Neuartigkeit und Besonderheiten legten nahe, diese Erprobung im Wege der teilnehmenden Beobachtung wissenschaftlich zu begleiten. Es galt, Erkenntnisse darüber zu gewinnen, wie sich die Akteure der Zivilgesellschaft (von „Vertretern“ der Zivilgesellschaft zu sprechen, ist zumindest mißverständlich) in einen solchen strukturierten Prozeß einbringen, wie sie von anderen Teilnehmern aufgenommen werden und wie sie ihre Mitwirkung selbst beurteilen. Auf diese Fragen versucht die hier vorgelegte Studie, erste Antworten zu finden. Sie wurde im Zeitraum von November 2012 bis Juli 2013 erstellt. Der knappe Zeitrahmen und die Beschränkungen des möglichen Untersuchungsrahmens setzen naturgemäß den erzielbaren Ergebnissen Grenzen. Zweifellos besteht erheblicher weiterer Forschungsbedarf sowohl zu den Prozessen selbst als auch zum Auswahlverfahren und zu anderen kritischen Aspekten. Dennoch hat, wie wir meinen, die Analyse des hier im Rahmen des Projekts ‚Energiewende’ erprobten partizipativen Ansatzes wertvolle Hinweise für dessen Weiterentwicklung und Übertragung erbracht und Indizien für seine Überlegenheit gegenüber anderen Verfahren der Entscheidungsvorbereitung und politischen Sensibilisierung für weitreichende Steuerungsnotwendigkeiten geliefert. Die Formulierung und Umsetzung einer neu konzipierten Partizipationspolitik unter Einbezug der Zivilgesellschaft kann im Ergebnis der Untersuchung als weiterführend und machbar bezeichnet werden.

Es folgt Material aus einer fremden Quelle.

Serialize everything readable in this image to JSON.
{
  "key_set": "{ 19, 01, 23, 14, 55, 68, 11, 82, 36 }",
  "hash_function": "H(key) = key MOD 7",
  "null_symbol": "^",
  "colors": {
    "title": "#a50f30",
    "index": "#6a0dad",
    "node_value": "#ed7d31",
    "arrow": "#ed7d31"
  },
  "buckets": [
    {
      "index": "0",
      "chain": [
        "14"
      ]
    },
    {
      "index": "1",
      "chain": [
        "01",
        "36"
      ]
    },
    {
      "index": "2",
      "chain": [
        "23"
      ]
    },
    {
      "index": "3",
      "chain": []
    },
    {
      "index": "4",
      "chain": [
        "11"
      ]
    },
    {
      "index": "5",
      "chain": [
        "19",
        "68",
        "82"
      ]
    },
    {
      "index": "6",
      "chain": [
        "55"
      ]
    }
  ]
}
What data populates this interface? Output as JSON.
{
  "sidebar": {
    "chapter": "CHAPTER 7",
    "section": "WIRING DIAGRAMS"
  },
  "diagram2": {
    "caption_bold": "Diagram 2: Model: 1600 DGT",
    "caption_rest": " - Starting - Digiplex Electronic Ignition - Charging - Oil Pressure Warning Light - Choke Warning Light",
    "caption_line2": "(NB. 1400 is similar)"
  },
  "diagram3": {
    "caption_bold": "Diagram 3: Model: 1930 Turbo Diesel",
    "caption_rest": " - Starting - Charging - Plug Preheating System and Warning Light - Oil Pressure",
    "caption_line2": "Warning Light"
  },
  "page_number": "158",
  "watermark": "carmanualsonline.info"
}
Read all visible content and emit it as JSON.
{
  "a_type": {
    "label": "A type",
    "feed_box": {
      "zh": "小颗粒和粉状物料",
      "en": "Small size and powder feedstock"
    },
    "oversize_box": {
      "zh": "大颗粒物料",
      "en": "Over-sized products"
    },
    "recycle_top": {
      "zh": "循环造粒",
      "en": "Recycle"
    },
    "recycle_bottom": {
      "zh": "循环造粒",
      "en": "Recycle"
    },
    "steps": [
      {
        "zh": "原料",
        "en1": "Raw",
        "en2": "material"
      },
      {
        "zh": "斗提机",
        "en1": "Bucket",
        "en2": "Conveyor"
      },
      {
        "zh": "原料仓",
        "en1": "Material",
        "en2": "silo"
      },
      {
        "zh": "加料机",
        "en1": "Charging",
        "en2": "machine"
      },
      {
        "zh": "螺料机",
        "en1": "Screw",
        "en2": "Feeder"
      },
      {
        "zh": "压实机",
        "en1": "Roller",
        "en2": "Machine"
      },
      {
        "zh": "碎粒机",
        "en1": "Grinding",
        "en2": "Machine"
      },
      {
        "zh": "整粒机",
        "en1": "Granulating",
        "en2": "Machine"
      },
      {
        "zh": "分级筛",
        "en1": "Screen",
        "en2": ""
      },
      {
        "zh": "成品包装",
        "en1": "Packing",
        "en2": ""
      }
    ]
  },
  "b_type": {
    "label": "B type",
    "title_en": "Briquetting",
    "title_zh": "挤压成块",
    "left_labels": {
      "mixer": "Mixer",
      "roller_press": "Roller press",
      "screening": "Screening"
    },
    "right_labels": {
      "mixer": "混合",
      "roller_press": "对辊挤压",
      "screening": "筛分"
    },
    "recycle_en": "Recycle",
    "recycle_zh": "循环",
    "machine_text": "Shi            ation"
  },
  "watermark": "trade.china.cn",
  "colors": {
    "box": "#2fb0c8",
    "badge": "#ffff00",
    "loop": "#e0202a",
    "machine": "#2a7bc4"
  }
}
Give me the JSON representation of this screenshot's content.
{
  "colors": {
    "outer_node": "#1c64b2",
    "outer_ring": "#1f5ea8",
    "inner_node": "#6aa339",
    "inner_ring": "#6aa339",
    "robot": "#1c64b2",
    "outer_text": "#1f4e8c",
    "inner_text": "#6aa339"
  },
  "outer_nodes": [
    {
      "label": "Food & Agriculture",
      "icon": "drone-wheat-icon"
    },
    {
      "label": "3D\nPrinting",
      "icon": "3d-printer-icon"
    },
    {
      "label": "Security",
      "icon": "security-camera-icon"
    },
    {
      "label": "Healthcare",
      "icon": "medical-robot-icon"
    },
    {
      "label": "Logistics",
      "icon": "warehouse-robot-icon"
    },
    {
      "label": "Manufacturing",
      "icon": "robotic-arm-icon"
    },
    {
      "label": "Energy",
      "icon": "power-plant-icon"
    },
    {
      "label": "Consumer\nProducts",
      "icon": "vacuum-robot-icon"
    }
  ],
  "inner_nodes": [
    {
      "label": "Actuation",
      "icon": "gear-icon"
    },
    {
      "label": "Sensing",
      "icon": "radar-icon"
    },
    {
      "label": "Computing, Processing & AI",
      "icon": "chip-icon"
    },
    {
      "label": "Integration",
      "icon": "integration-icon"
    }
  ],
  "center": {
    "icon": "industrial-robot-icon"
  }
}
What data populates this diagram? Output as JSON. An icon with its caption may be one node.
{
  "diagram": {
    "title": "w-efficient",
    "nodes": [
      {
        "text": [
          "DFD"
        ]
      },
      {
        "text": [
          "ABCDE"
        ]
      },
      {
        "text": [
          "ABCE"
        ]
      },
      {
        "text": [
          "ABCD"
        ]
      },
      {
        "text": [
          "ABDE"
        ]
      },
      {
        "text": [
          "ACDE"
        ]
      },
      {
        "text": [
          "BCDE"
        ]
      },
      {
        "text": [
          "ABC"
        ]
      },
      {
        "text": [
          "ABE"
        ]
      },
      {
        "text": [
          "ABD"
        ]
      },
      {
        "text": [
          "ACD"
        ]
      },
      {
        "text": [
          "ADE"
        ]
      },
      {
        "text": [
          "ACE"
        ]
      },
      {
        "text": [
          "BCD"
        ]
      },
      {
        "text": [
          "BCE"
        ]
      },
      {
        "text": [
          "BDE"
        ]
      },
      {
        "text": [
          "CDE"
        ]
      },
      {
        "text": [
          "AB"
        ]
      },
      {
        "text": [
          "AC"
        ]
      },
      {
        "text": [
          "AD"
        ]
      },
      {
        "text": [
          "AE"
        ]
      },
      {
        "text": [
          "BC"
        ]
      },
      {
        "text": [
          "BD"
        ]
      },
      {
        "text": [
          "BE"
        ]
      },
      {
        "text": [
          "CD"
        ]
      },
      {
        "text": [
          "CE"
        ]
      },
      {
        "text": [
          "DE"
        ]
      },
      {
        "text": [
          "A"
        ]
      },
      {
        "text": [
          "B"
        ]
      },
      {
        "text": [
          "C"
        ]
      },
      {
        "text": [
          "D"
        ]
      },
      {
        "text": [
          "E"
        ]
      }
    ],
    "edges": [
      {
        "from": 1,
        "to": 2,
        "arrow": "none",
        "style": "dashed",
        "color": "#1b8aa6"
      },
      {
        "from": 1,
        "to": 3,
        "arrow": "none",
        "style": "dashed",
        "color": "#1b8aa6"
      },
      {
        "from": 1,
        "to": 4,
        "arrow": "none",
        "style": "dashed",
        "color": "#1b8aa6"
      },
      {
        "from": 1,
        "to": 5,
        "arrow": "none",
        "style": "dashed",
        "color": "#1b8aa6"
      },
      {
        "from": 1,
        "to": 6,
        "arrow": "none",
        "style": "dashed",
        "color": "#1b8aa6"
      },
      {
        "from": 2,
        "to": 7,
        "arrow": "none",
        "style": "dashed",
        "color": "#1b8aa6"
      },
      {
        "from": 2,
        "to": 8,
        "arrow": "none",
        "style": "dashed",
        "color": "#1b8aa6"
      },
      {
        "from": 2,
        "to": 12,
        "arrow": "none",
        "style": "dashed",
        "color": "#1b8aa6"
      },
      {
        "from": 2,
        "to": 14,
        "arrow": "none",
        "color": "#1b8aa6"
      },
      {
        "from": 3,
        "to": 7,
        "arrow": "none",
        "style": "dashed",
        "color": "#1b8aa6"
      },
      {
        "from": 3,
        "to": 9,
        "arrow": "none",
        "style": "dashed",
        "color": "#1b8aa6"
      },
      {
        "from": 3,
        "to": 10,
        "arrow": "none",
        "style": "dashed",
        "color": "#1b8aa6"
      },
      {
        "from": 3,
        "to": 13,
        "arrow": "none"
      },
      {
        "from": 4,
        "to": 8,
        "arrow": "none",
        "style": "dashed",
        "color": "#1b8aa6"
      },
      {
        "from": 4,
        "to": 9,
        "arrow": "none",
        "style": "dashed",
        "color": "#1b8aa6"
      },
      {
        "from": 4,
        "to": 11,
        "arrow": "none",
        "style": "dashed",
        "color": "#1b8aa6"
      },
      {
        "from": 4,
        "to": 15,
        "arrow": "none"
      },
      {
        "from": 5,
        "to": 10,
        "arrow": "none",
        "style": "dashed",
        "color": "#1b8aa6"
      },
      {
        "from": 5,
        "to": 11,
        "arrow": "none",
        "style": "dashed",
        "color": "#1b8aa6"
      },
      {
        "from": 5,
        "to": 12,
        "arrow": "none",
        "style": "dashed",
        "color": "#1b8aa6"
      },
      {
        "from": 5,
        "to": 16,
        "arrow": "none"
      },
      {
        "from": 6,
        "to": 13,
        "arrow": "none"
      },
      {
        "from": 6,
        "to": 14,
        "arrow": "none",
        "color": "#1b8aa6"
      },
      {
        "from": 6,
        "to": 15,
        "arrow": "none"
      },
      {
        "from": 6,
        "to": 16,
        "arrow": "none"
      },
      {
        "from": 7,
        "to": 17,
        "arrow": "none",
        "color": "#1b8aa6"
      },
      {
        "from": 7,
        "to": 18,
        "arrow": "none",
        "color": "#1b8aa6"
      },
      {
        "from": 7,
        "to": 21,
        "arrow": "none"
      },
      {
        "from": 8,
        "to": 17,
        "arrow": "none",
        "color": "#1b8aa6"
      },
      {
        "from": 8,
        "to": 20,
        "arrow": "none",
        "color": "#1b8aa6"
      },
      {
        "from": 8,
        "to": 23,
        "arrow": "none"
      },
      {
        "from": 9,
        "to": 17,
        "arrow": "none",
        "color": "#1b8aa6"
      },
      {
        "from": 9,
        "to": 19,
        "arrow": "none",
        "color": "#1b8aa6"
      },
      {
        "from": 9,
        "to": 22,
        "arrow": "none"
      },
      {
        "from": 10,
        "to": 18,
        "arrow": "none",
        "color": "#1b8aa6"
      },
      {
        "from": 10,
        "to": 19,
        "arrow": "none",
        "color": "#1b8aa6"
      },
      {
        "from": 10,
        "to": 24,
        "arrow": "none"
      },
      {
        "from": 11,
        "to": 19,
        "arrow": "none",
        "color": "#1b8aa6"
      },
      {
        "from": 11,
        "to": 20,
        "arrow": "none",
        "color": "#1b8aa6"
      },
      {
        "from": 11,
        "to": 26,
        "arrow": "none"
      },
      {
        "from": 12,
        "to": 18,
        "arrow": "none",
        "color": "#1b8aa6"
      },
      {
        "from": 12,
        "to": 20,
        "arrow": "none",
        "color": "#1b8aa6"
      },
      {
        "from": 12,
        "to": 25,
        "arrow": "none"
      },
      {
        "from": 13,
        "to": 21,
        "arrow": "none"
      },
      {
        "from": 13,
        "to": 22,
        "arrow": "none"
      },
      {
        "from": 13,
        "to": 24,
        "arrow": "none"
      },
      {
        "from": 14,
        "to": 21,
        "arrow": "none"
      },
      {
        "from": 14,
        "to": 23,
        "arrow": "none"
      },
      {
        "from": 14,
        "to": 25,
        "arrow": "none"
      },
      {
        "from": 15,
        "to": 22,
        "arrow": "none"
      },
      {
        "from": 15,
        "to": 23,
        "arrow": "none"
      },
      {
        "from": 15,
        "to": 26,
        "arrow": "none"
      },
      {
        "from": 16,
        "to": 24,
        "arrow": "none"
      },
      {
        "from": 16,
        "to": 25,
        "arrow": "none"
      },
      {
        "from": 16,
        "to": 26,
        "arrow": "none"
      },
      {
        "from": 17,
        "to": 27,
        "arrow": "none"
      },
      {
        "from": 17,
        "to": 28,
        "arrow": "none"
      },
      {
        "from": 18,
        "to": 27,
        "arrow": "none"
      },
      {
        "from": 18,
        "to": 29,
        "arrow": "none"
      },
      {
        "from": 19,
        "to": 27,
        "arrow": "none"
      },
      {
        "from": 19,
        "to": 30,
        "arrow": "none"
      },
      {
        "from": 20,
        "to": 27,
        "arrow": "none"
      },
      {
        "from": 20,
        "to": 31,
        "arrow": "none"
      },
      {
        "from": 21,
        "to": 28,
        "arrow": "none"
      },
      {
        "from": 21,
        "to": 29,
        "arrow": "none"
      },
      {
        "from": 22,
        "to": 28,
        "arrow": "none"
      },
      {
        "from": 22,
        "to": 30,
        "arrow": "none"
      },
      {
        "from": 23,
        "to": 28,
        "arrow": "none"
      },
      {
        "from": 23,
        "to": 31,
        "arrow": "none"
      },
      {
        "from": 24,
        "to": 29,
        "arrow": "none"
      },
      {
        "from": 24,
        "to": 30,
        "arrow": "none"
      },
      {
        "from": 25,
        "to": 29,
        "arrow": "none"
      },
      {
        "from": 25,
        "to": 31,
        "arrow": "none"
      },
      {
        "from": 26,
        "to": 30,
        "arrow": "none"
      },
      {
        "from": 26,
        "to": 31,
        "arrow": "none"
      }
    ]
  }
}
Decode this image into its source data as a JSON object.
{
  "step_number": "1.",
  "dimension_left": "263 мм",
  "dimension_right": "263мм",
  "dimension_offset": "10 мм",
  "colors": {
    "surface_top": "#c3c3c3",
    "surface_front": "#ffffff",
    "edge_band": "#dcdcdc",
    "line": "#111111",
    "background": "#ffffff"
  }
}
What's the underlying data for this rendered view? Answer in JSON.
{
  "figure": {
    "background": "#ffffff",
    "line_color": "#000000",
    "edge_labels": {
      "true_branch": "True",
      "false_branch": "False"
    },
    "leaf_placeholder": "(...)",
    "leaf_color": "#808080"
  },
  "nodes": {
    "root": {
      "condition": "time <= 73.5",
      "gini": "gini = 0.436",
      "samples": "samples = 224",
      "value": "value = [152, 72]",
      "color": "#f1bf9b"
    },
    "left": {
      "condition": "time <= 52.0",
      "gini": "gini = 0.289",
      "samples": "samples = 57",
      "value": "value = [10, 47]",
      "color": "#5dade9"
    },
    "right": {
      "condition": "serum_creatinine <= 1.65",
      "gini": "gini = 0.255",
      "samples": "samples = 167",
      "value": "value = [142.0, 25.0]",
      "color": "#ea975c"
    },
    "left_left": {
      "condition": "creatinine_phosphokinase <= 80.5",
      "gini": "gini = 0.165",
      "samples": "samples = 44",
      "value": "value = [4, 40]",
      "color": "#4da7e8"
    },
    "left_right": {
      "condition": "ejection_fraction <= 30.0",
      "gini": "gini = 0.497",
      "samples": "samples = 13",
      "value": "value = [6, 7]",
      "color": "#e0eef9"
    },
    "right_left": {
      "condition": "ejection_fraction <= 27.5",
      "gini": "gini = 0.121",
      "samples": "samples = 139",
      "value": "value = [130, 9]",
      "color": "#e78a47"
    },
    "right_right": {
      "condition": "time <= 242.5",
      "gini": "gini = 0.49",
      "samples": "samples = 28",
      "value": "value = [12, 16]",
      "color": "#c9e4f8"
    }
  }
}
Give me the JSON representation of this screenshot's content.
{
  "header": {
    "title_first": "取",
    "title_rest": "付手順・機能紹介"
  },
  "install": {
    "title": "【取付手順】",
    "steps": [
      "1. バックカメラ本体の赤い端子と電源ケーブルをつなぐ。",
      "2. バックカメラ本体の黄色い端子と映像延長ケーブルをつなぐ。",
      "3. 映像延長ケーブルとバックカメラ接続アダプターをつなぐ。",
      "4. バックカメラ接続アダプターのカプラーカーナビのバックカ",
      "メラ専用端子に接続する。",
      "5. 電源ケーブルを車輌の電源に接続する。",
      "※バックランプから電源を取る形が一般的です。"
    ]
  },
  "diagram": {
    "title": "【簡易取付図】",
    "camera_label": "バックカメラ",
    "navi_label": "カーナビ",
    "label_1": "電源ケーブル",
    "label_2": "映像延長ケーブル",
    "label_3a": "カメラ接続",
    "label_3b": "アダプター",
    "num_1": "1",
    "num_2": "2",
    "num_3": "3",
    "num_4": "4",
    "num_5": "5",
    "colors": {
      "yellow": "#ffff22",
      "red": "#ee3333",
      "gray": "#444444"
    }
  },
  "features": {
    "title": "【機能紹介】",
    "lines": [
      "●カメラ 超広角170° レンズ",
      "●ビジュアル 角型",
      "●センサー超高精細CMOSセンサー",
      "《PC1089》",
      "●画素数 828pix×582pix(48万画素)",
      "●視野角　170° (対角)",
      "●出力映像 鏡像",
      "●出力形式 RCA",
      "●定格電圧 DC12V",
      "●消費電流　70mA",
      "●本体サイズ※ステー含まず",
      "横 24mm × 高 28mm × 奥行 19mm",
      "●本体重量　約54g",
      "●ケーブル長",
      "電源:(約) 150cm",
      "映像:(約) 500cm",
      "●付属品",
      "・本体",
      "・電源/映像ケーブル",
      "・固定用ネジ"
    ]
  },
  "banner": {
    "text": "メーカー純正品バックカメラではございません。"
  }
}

Die Untersuchung wurde im Wesentlichen von meiner Kollegin Elgen Sauerborn M.A. durchgeführt. Ihr gebührt für das gezeitigte Ergebnis herzlicher Dank. Der Humboldt Viadrina School of Governance danke ich besonders für die Gelegenheit, dieses aktuelle Thema so praxisnah bearbeiten zu können.

Berlin, im August 2013

Dr. Rupert Graf Strachwitz
Direktor des Maecenata Instituts

1. S. hierzu: Steven Johnson, Wo gute Ideen herkommen. Eine kurze Geschichte der Innovation. Bad Vilbel 2013 (engl. Where Good Ideas Come From. New York/London 2010)
2. Zur Unterscheidung siehe: Christopher Gohl, Prozedurale Politik am Beispiel organisierter Dialoge. Berlin 2011

Elgen Sauerborn

studierte Soziologie und Komparatistik an der Martin-Luther Universität Halle-Wittenberg und an der AGH University of Science and Technology in Krakau. Zurzeit beendet sie ein weiteres, forschungsorientiertes Masterstudium an der Humboldt-Universität zu Berlin und promoviert an der Freien Universität Berlin. Sie arbeitet als wissenschaftliche Hilfskraft im Maecenata Institut.